The Bush-backing blogosphere took the discrediting of one Newsweek story to proclaim that religious freedom was meticulously respected at Guantanamo Bay, Bagram, Abu Ghraib, Camp Cropper, and elsewhere in the black sites world of the CIA. But the more testimony from former Gitmo inmates emerges, the more the stories and anecdotes of abusing and violating the religious tenets of the prisoners proliferate. It is impossible to verify these things, of course. And al Qaeda operatives are trained to lie. But there is a consistency and pattern to the reports, along with detailed testimony from many FBI agents, that make me believe that using faith to torture prisoners was far from rare.

Here’s a disturbing summary of the mounting evidence from the Catholic magazine, Commonweal:

When I first read about the incident reported in the infamous May 1, 2005 Newsweek exposé-a Qur’an in the toilet!- I assumed it was a one-time offense, and I was not surprised when Newsweek later retracted the report. But according to the detainees’ own accounts, before 2005 almost everyone from Kandahar, Bagram, or Guantánamo had witnessed desecration of the Qur’an. The U.S. inspector general’s own May 2008 report on FBI involvement in detainee interrogations found that abuse of the Qur’an was one of the most frequently reported offenses. Thirty-one FBI agents claimed to be aware of it.

One of the worst offenders was General Geoffrey Miller, Rumsfeld’s Gitmoizing apparatchik.

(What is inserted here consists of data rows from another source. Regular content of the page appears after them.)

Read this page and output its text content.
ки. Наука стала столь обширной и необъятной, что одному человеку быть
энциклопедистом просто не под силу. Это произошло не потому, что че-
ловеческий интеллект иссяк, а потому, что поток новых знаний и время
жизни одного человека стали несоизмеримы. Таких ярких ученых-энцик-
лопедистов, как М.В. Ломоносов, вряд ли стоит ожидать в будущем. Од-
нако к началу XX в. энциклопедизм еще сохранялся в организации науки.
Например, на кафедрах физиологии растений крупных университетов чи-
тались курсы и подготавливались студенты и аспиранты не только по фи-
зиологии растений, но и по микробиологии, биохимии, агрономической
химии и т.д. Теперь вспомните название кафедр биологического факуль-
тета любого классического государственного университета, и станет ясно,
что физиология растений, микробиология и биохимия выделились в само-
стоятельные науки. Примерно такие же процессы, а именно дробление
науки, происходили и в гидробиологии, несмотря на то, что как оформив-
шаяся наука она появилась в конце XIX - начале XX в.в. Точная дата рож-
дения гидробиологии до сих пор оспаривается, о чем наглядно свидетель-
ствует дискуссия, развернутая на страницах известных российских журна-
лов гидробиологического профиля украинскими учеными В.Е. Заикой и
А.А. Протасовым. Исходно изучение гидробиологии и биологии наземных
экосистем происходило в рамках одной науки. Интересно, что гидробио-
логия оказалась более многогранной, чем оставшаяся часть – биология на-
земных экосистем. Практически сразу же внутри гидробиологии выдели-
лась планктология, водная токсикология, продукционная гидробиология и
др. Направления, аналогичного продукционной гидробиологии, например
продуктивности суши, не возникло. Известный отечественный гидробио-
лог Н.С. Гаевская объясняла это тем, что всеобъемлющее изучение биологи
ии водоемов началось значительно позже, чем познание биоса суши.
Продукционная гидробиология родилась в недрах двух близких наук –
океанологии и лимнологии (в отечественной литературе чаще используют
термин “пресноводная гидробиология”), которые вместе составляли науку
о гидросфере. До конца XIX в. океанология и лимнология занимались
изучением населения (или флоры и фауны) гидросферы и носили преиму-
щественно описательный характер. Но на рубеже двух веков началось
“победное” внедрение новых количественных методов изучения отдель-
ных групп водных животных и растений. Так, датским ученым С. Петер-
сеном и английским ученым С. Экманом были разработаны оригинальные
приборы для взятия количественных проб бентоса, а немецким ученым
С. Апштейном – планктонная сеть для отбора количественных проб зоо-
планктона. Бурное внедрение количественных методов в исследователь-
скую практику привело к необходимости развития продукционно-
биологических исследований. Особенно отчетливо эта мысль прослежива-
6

But read the whole thing.

Backlashlash?

Dale Carpenter thinks Prop 8’s passage is stalling the momentum of marriage equality in New York and DC. There will, almost certainly, be a pause. But I don’t see this as fatal or even that troubling. We have marriage rights in Connecticut and Massachusetts, and thousands of married couples in California. The backlash against those couples has prompted its own backlash-lash in defense of them. The impact of seeing thousands of married men and women split up in the law and the dignity of their marriages invalidated by a large majority is real. Watching a tiny minority get trashed by a majority is always a critical element in civil rights struggles. And if the gay movement is a moral movement at its core, if our goal is to speak to the truth of our lives regardless of the consequences, losing is not the worst thing that can happen. Winning illegitimately or prematurely could be worse.

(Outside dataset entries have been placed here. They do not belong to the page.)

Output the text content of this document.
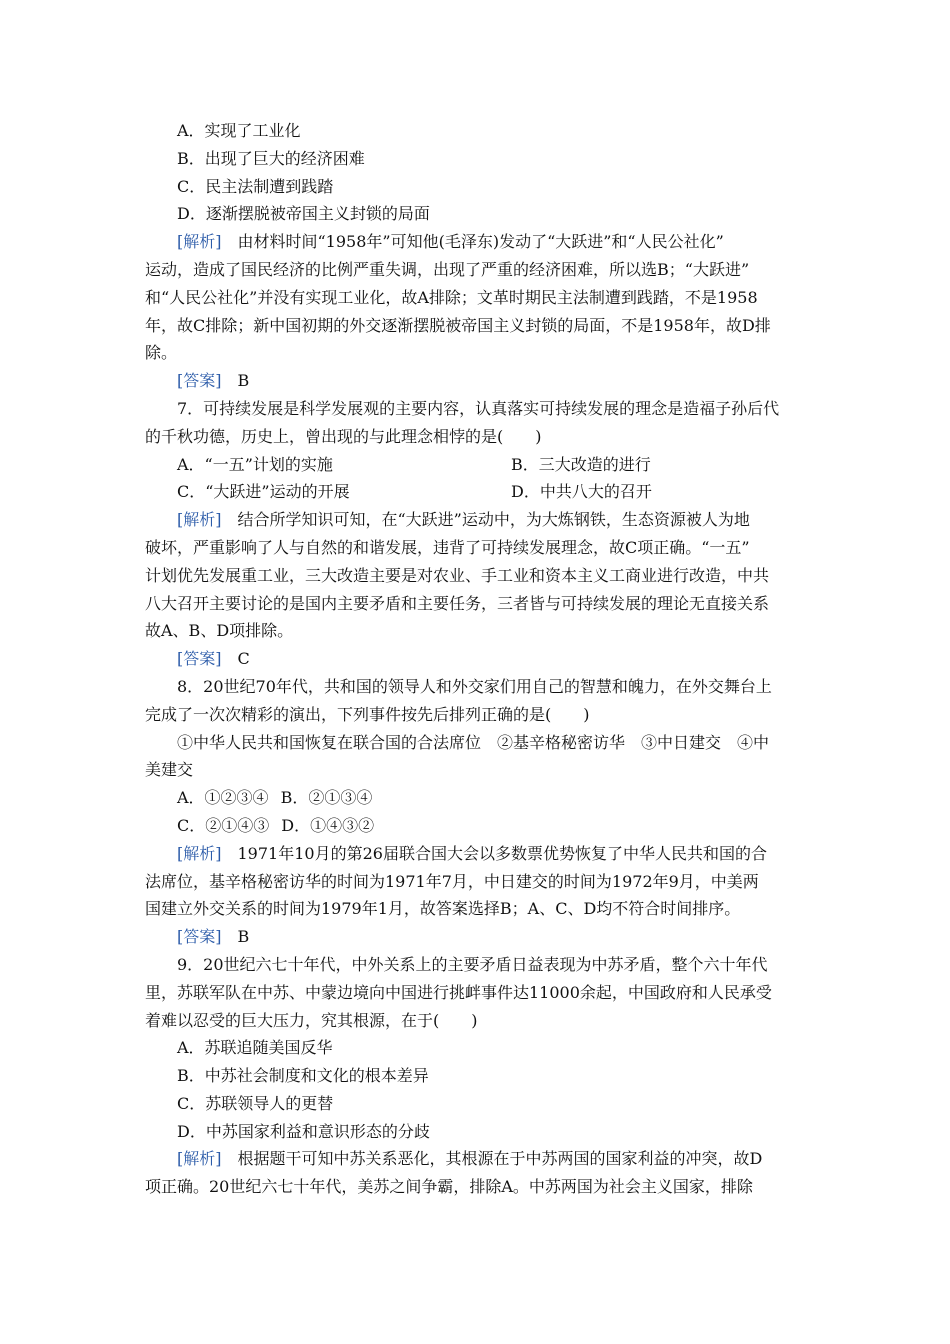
A．实现了工业化
B．出现了巨大的经济困难
C．民主法制遭到践踏
D．逐渐摆脱被帝国主义封锁的局面
[解析]　由材料时间“1958年”可知他(毛泽东)发动了“大跃进”和“人民公社化”
运动，造成了国民经济的比例严重失调，出现了严重的经济困难，所以选B；“大跃进”
和“人民公社化”并没有实现工业化，故A排除；文革时期民主法制遭到践踏，不是1958
年，故C排除；新中国初期的外交逐渐摆脱被帝国主义封锁的局面，不是1958年，故D排
除。
[答案]　B
7．可持续发展是科学发展观的主要内容，认真落实可持续发展的理念是造福子孙后代
的千秋功德，历史上，曾出现的与此理念相悖的是(　　)
A．“一五”计划的实施	B．三大改造的进行
C．“大跃进”运动的开展	D．中共八大的召开
[解析]　结合所学知识可知，在“大跃进”运动中，为大炼钢铁，生态资源被人为地
破坏，严重影响了人与自然的和谐发展，违背了可持续发展理念，故C项正确。“一五”
计划优先发展重工业，三大改造主要是对农业、手工业和资本主义工商业进行改造，中共
八大召开主要讨论的是国内主要矛盾和主要任务，三者皆与可持续发展的理论无直接关系
故A、B、D项排除。
[答案]　C
8．20世纪70年代，共和国的领导人和外交家们用自己的智慧和魄力，在外交舞台上
完成了一次次精彩的演出，下列事件按先后排列正确的是(　　)
①中华人民共和国恢复在联合国的合法席位　②基辛格秘密访华　③中日建交　④中
美建交
A．①②③④ B．②①③④
C．②①④③ D．①④③②
[解析]　1971年10月的第26届联合国大会以多数票优势恢复了中华人民共和国的合
法席位，基辛格秘密访华的时间为1971年7月，中日建交的时间为1972年9月，中美两
国建立外交关系的时间为1979年1月，故答案选择B；A、C、D均不符合时间排序。
[答案]　B
9．20世纪六七十年代，中外关系上的主要矛盾日益表现为中苏矛盾，整个六十年代
里，苏联军队在中苏、中蒙边境向中国进行挑衅事件达11000余起，中国政府和人民承受
着难以忍受的巨大压力，究其根源，在于(　　)
A．苏联追随美国反华
B．中苏社会制度和文化的根本差异
C．苏联领导人的更替
D．中苏国家利益和意识形态的分歧
[解析]　根据题干可知中苏关系恶化，其根源在于中苏两国的国家利益的冲突，故D
项正确。20世纪六七十年代，美苏之间争霸，排除A。中苏两国为社会主义国家，排除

As the dust of Prop 8 recedes, I find myself more committed than ever to making the case for marriage equality as often as I can and to try and live the change I want to see in the world. I think many many more gay people feel the same way. This is what matters, in the end. And as we win the argument, and as the next generation comes of age, we will win democratic victories. We have already won in two states. We have proven the principle. Allowing the polity to digest this, and using every defeat as an educational tool, is not going backwards. It is the fitful, messy process of moving forward in a democracy where everybody gets a say. I’d rather lose and live in such a democracy than win by violating it.